While studying at ANU I found myself involved in a few different community groups and student societies that tested my ability to balance priorities (and stay focused on boring coursework) when I could instead be running fun events. This view has continued into my adult life with me doing lots of stuff, including some event management, outside my work
Delivering the Human Future
I was subcontracted by the Council for the Human Future in December 2020 to organise and run their inaugural conference ‘Deliverying the Human Future’ for March 2021. This involved compiling the schedule, doing pre-recordings with a dozen or so speakers across the globe, creating the online infrastructure (conference website, logos, Zoom meetings etc), coordinating the marketing/promotion, managing the conference on the day (playing pre-records, moderating Q&A, managing live-streams etc) and then doing post-conference editing on the presentations to be hosted on the Council’s YouTube page. This was still early enough into the ‘Zoom world’ for events so had to make up a lot of stuff as we/I went to pull it off. And it went really well.

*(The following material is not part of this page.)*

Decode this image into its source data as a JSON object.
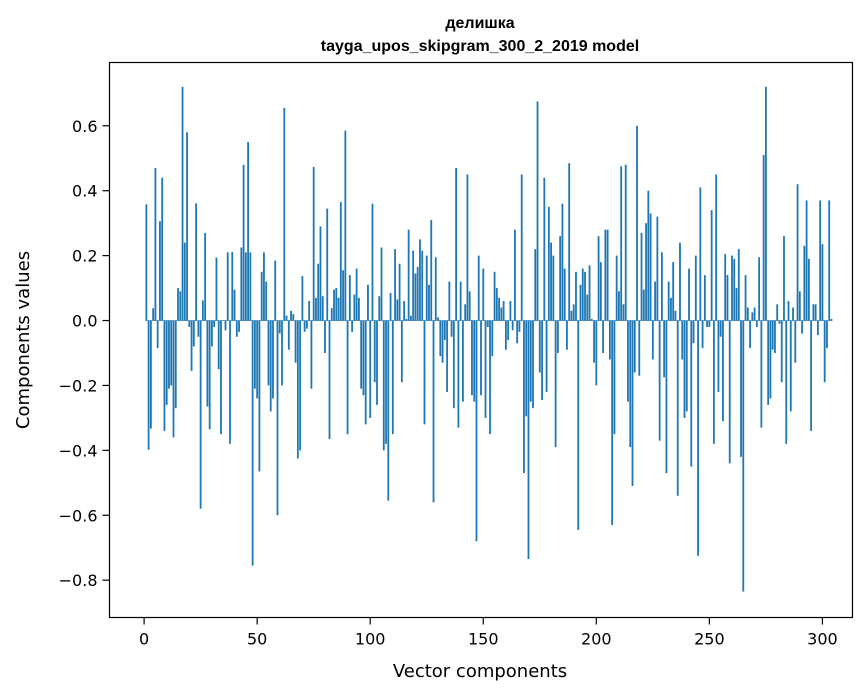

GAMMA.CON Pop-culture Festival
After trying my hand at the Anime.AU festival that had been set up and then collapsed about three times in a decade and a half, I decided to start the GAMMA.CON Pop-culture Festival (although at the time we called it a Convention). I started it in 2013 as the President/Convenor of the event and over the course of four years grew it from a one-day event of 200 people hosted at the ANU to a weekend long event for 5000 people at the AIS Arena. At the beginning I led a team of seven people and co-ordinated their activities, by the end I had a team of 15 plus another 60 people who volunteered to help on the day. Activities that I directly did, oversaw and/or trained others in included (but was not limited to): creating sponsorship agreements, designing venue layouts, managing exhibitors, managing ticket sales, organising stage/panel/workshop/screening content, budgeting, merchandise, media interviews, marketing & promotion, set up & pack down, on-stage MCing etc. All as a unpaid volunteer while managing other unpaid volunteers. Also a fun fact- I am the only Convenor/President of a non-profit ‘pop culture’ convention in Australia to have a successful and amicable hand over to the next generation of organisations (as opposed to the exceedingly common a) coup d’état that happens when the person in charge stays in charge for too long or b) getting stuck in charge for decade(s) and having it take over your entire life)
ANU Anime and Gaming Society Weekly Events
I found myself in several leadership positions while at the ANU but while I was President of the ANU Anime & Gaming Society (in my day they had a slightly nicer website) there were multiple regular events that I was involved in running. Every Monday we would host console gaming events, every Wednesday we would have boardgames and anime screenings, and every Friday we would have the anime/boardgames plus a dinner. When I started only the Wednesday and Friday evnets happened, and we would only consistently meet during the university semester with infrequent events during holdiays. By the time I left, these events would happen every week of the year and typically only pause over the Christmas/New Year shutdown period. We won a couple awards from the ANU Student Association over the years too.
SCOM2001- Food for Thought Conference
Another science conference I helped organise, this one under the auspices of an scicom undergraduate course at ANU in 2012. It was sufficiently long ago that I don’t really remember much about it. My job was around venue management and scheduling, so I’m including it here just to show how far back me doing this sort of event work extends.
AFL Canberra Umpire Association
The AFL Canberra Umpire Association is the representative body of umpires for Australian Rules football in Canberra. It’s been around since 1963, however to be frank sometime in the late 2000s/early 2010s it basically collapsed. To the point that pay and conditions for Umpires had deteriorated quite badly- I started umpiring in 2019 and the pay rates hadn’t changed since 2014. I was elected as Vice President in 2021 and started a two year program to reengage umpires, more than quadrupling our membership such that it was the majority of active umpires. I concurrently drove negotiations to get us a 15% payrise in 2022 and a range of improved conditions, though I later learned from older members that the increased rates brought us back to the ~2003 pay levels. Anyway, currently resurrecting this group is a pet project of mine after being elected Vice President in November 2021. Since then I did one transition year as Treasurer in 2023 to allow the next group of engaged umpires to take over the Association before stepping away from umpiring in 2024 for other pursuits.